I had something like this happen on my very first voice call (Tele2 network, Sweden, no 4G, 3G on, WiFi on, phone resting on a table and using a headset). With my iPhone 4, call quality was always great (but iOS 6 did change something, as I could hear more of my own voice when using a headset than with previous iOS releases). With my new iPhone 5, the other person sounded overly compressed (low bitrate) and the phone cut out too much background noise in a way reminiscent of some Android phones. It also didn't let me hear much of my own voice which is something I don't like - a phone is supposed to let a certain percentage of what goes into the microphone through to your own speaker. However, I had no problem understanding the person at the other end (the quality was just really poor) and she could her me clearly.
I think this is a software issue as it must have something to do with the audio codec.
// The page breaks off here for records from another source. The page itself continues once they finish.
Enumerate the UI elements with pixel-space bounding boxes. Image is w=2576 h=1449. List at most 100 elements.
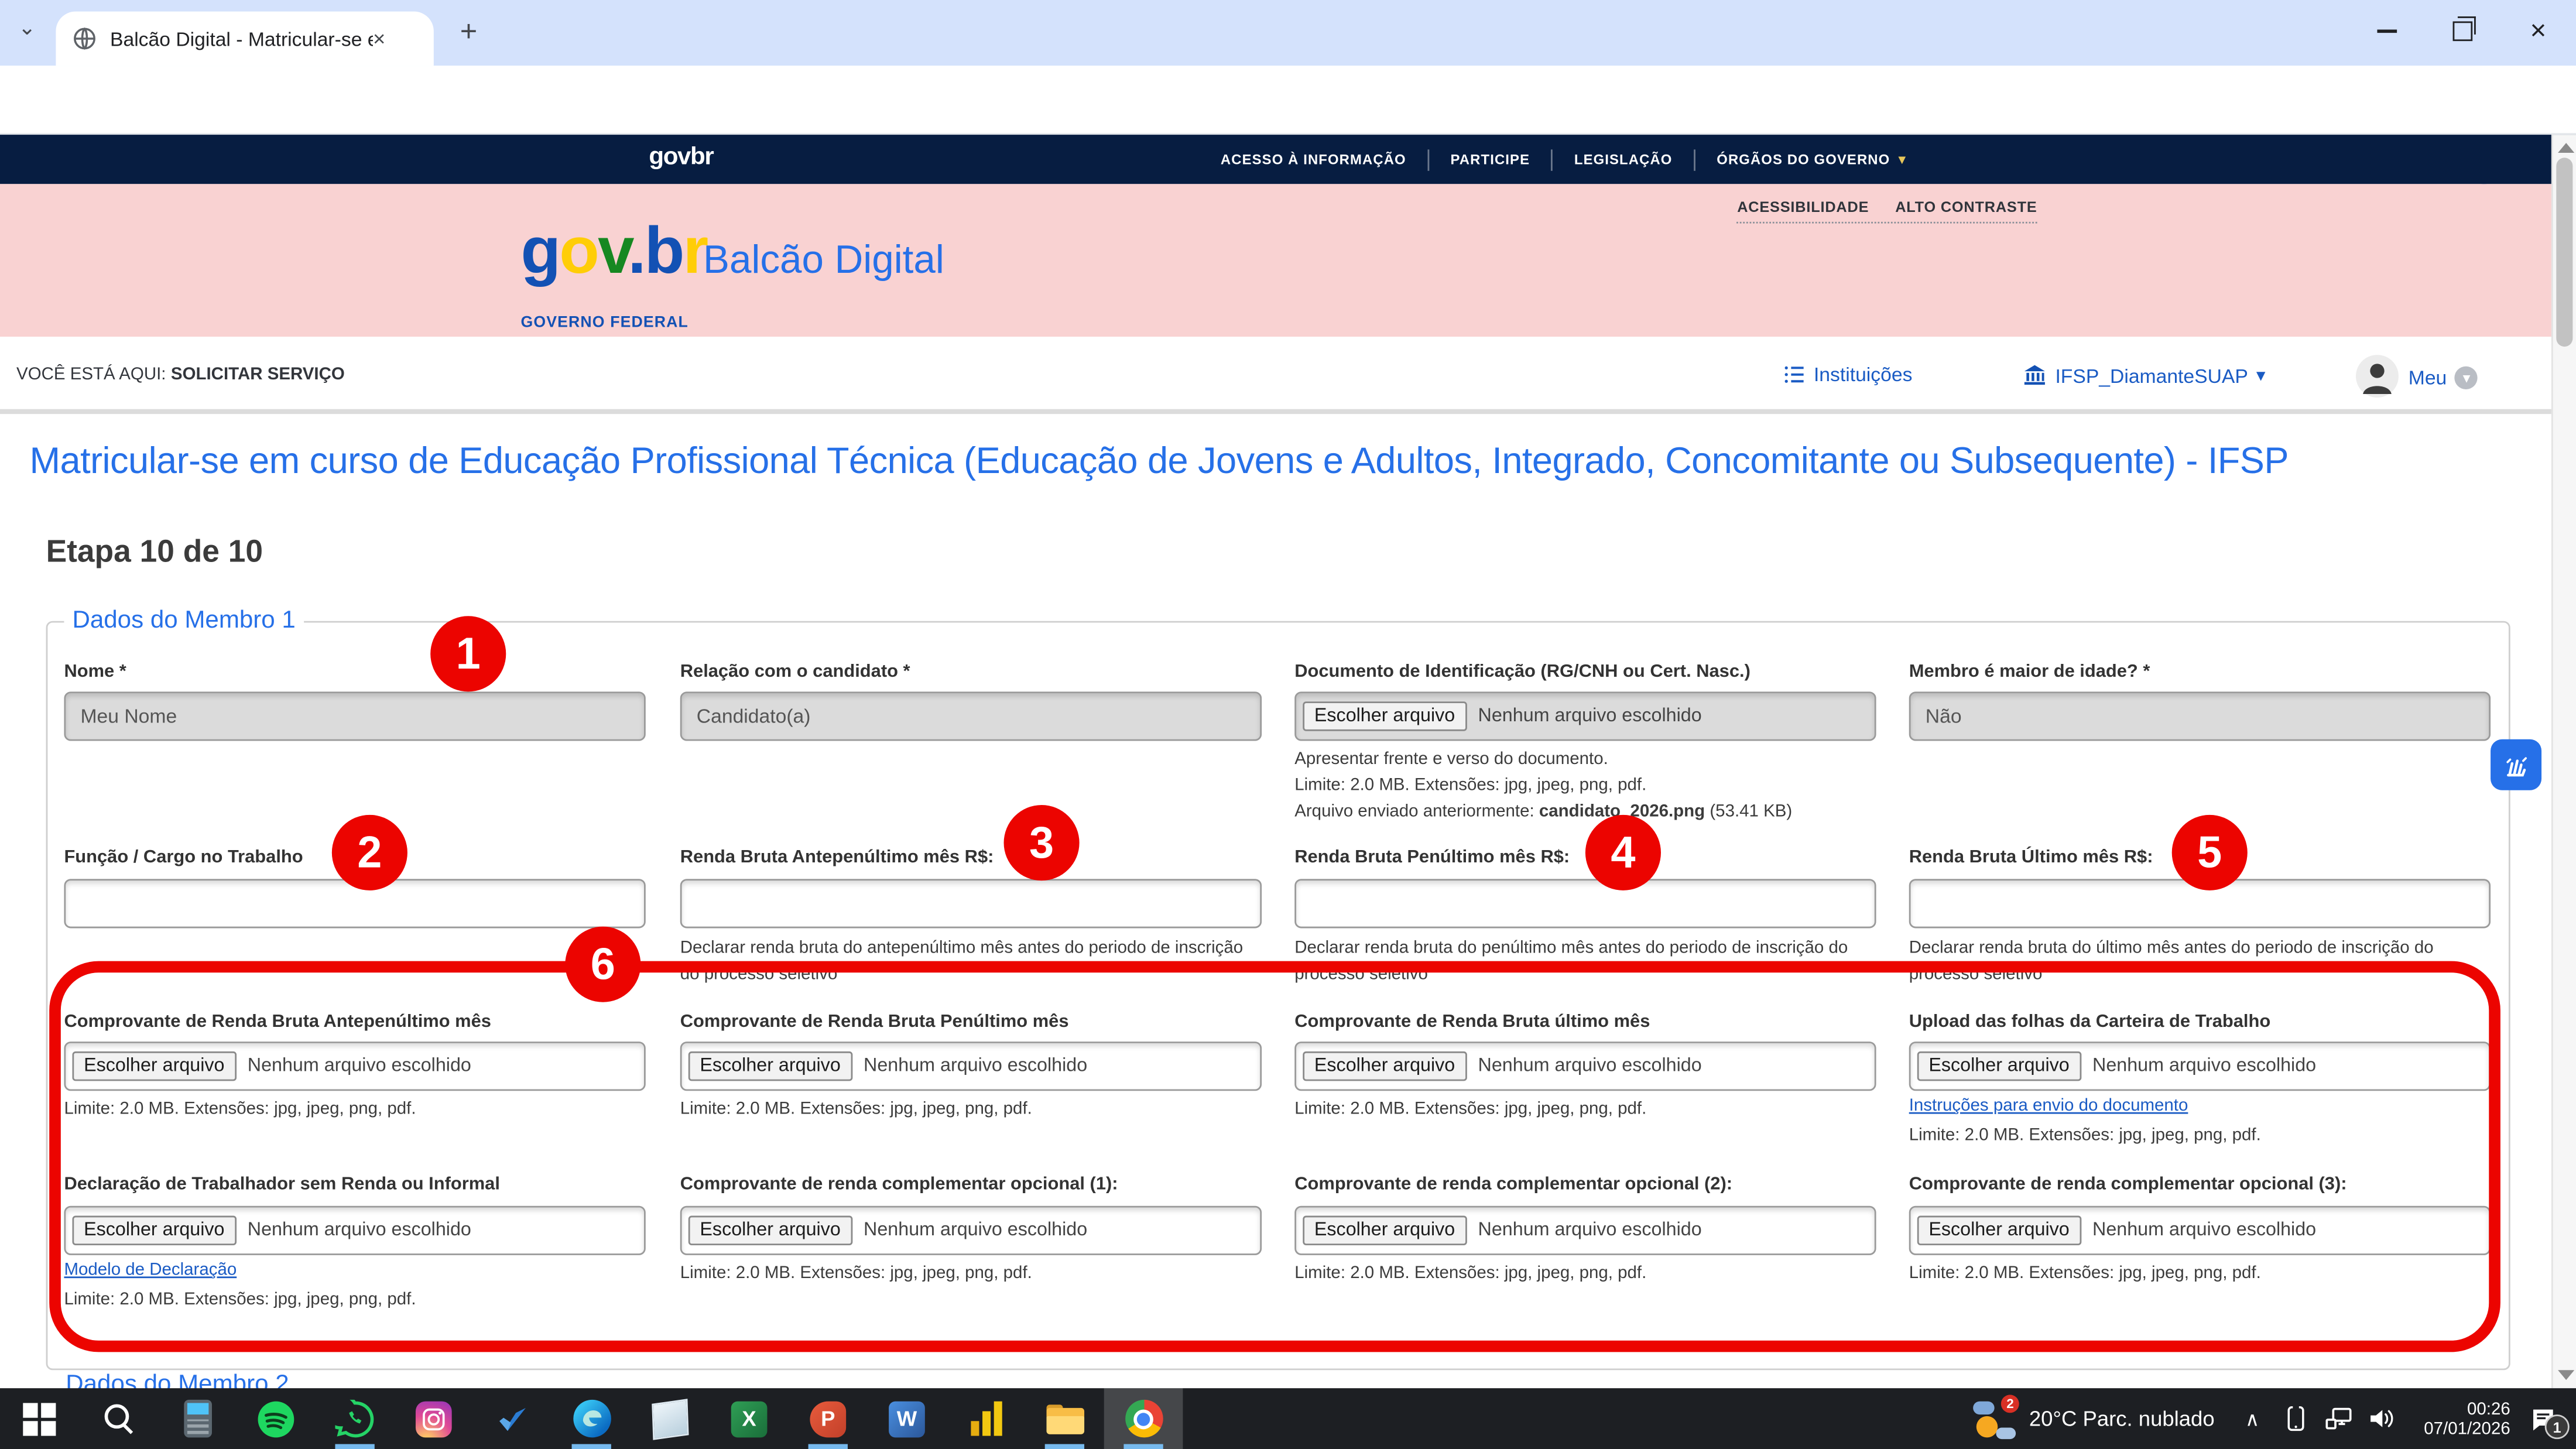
scroll-up-icon[interactable] xyxy=(2558,143,2574,153)
relacao-input: Candidato(a) xyxy=(680,691,1262,741)
close-tab-icon[interactable]: × xyxy=(373,28,385,49)
taskbar-icon-calculator[interactable] xyxy=(157,1388,237,1449)
prev-file-size: (53.41 KB) xyxy=(1705,801,1792,821)
vlibras-button[interactable] xyxy=(2491,739,2541,790)
choose-file-button[interactable]: Escolher arquivo xyxy=(1303,701,1467,731)
annotation-rectangle xyxy=(49,961,2500,1352)
tab-title: Balcão Digital - Matricular-se e xyxy=(110,27,373,50)
govbr-navbar-logo[interactable]: govbr xyxy=(649,143,713,171)
tray-chevron-icon[interactable]: ∧ xyxy=(2231,1407,2274,1430)
renda-antepenultimo-label: Renda Bruta Antepenúltimo mês R$: xyxy=(680,848,994,868)
renda-penultimo-label: Renda Bruta Penúltimo mês R$: xyxy=(1294,848,1570,868)
browser-tab[interactable]: Balcão Digital - Matricular-se e × xyxy=(56,12,433,66)
govbr-logo[interactable]: gov.br GOVERNO FEDERAL xyxy=(521,220,707,355)
restore-icon xyxy=(2453,21,2473,41)
running-indicator xyxy=(572,1444,611,1449)
nav-link-acesso[interactable]: ACESSO À INFORMAÇÃO xyxy=(1199,151,1427,167)
excel-icon: X xyxy=(731,1400,768,1437)
tab-search-chevron-icon[interactable]: ⌄ xyxy=(18,16,36,37)
breadcrumb-current: SOLICITAR SERVIÇO xyxy=(171,365,345,385)
nav-link-participe[interactable]: PARTICIPE xyxy=(1429,151,1551,167)
relacao-value: Candidato(a) xyxy=(697,705,811,728)
taskbar-icon-powerbi[interactable] xyxy=(946,1388,1025,1449)
taskbar-icon-chrome[interactable] xyxy=(1104,1388,1183,1449)
institutions-label: Instituições xyxy=(1814,363,1912,386)
word-icon: W xyxy=(889,1400,925,1437)
screen: ⌄ Balcão Digital - Matricular-se e × + ×… xyxy=(0,0,2576,1449)
scrollbar-thumb[interactable] xyxy=(2556,157,2572,347)
logo-letter: . xyxy=(628,215,644,287)
notification-center-button[interactable]: 1 xyxy=(2510,1388,2576,1449)
renda-antepenultimo-input[interactable] xyxy=(680,879,1262,928)
documento-help-2: Limite: 2.0 MB. Extensões: jpg, jpeg, pn… xyxy=(1294,774,1876,799)
minimize-icon xyxy=(2377,30,2397,33)
nome-input: Meu Nome xyxy=(64,691,645,741)
speaker-icon[interactable] xyxy=(2359,1406,2402,1431)
running-indicator xyxy=(809,1444,848,1449)
tenant-label: IFSP_DiamanteSUAP xyxy=(2055,364,2248,387)
accessibility-link[interactable]: ACESSIBILIDADE xyxy=(1737,199,1869,215)
maior-idade-value: Não xyxy=(1926,705,1962,728)
annotation-circle-6: 6 xyxy=(565,927,640,1002)
taskbar-icon-word[interactable]: W xyxy=(868,1388,947,1449)
taskbar-icon-spotify[interactable] xyxy=(237,1388,316,1449)
renda-penultimo-input[interactable] xyxy=(1294,879,1876,928)
powerbi-icon xyxy=(970,1402,1001,1436)
taskbar-start-button[interactable] xyxy=(0,1388,79,1449)
taskbar-icon-instagram[interactable] xyxy=(394,1388,473,1449)
govbr-navbar: govbr ACESSO À INFORMAÇÃO PARTICIPE LEGI… xyxy=(0,135,2576,184)
running-indicator xyxy=(1045,1444,1084,1449)
app-name: Balcão Digital xyxy=(703,238,944,285)
documento-help-1: Apresentar frente e verso do documento. xyxy=(1294,748,1876,773)
restore-button[interactable] xyxy=(2425,0,2500,63)
taskbar-icon-file-explorer[interactable] xyxy=(1025,1388,1104,1449)
minimize-button[interactable] xyxy=(2349,0,2425,63)
taskbar-search-button[interactable] xyxy=(79,1388,158,1449)
funcao-label: Função / Cargo no Trabalho xyxy=(64,848,303,868)
contrast-link[interactable]: ALTO CONTRASTE xyxy=(1895,199,2037,215)
chevron-down-icon: ▾ xyxy=(2455,366,2478,389)
windows-icon xyxy=(23,1402,56,1435)
institutions-link[interactable]: Instituições xyxy=(1783,363,1913,386)
taskbar-icon-whatsapp[interactable] xyxy=(316,1388,395,1449)
weather-text[interactable]: 20°C Parc. nublado xyxy=(2029,1406,2215,1431)
scroll-down-icon[interactable] xyxy=(2558,1370,2574,1380)
scrollbar[interactable] xyxy=(2551,135,2576,1388)
page-title: Matricular-se em curso de Educação Profi… xyxy=(30,440,2289,483)
chevron-down-icon: ▾ xyxy=(2256,365,2266,386)
nav-link-orgaos[interactable]: ÓRGÃOS DO GOVERNO xyxy=(1695,151,1912,167)
close-window-button[interactable]: × xyxy=(2500,0,2576,63)
annotation-circle-2: 2 xyxy=(332,815,407,890)
file-status: Nenhum arquivo escolhido xyxy=(1478,707,1702,727)
documento-file-input[interactable]: Escolher arquivo Nenhum arquivo escolhid… xyxy=(1294,691,1876,741)
search-icon xyxy=(100,1400,136,1437)
logo-letter: o xyxy=(559,215,598,287)
weather-badge: 2 xyxy=(2001,1394,2019,1412)
nav-link-legislacao[interactable]: LEGISLAÇÃO xyxy=(1553,151,1694,167)
taskbar-icon-excel[interactable]: X xyxy=(710,1388,789,1449)
chevron-down-icon: ▾ xyxy=(1898,150,1906,169)
logo-letter: b xyxy=(645,215,683,287)
taskbar-apps: X P W xyxy=(0,1388,1183,1449)
whatsapp-icon xyxy=(335,1399,374,1438)
logo-letter: v xyxy=(598,215,628,287)
user-menu[interactable]: Meu ▾ xyxy=(2409,366,2478,389)
breadcrumb-prefix: VOCÊ ESTÁ AQUI: xyxy=(16,365,166,385)
nome-label: Nome * xyxy=(64,662,126,682)
taskbar-icon-photos[interactable] xyxy=(631,1388,710,1449)
calculator-icon xyxy=(183,1400,211,1438)
notification-badge: 1 xyxy=(2545,1414,2570,1439)
list-icon xyxy=(1783,363,1806,386)
annotation-circle-1: 1 xyxy=(430,616,506,691)
network-icon[interactable] xyxy=(2317,1406,2359,1431)
running-indicator xyxy=(1123,1444,1163,1449)
taskbar-icon-powerpoint[interactable]: P xyxy=(789,1388,868,1449)
clock[interactable]: 00:2607/01/2026 xyxy=(2409,1399,2510,1438)
tenant-selector[interactable]: IFSP_DiamanteSUAP ▾ xyxy=(2022,363,2265,388)
taskbar-icon-todo[interactable] xyxy=(473,1388,552,1449)
phone-link-icon[interactable] xyxy=(2274,1405,2317,1433)
new-tab-button[interactable]: + xyxy=(460,16,478,46)
taskbar-icon-edge[interactable] xyxy=(552,1388,631,1449)
avatar[interactable] xyxy=(2356,355,2399,398)
weather-icon[interactable]: 2 xyxy=(1973,1397,2019,1440)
Of course one call isn't much to go on but the fact that the call quality of my iPhone 4 had a major change between iOS 5 and 6 shows that a lot of things can be changed in software these days. I could just have had a bad connection and maybe I should have redialed but time will tell what this is all about. It does seem unrelated to the network.
And to whoever commented about 1990s analog lines: The late 1990s was probably a high point for the phone network, at least in developed countries. All of the important stuff had gone digital and the overall sound quality was just really, really good. No one had invented VoIP yet so everything was 56 (USA)/64 (Europe) kbit PCM, which made for excellent sound quality.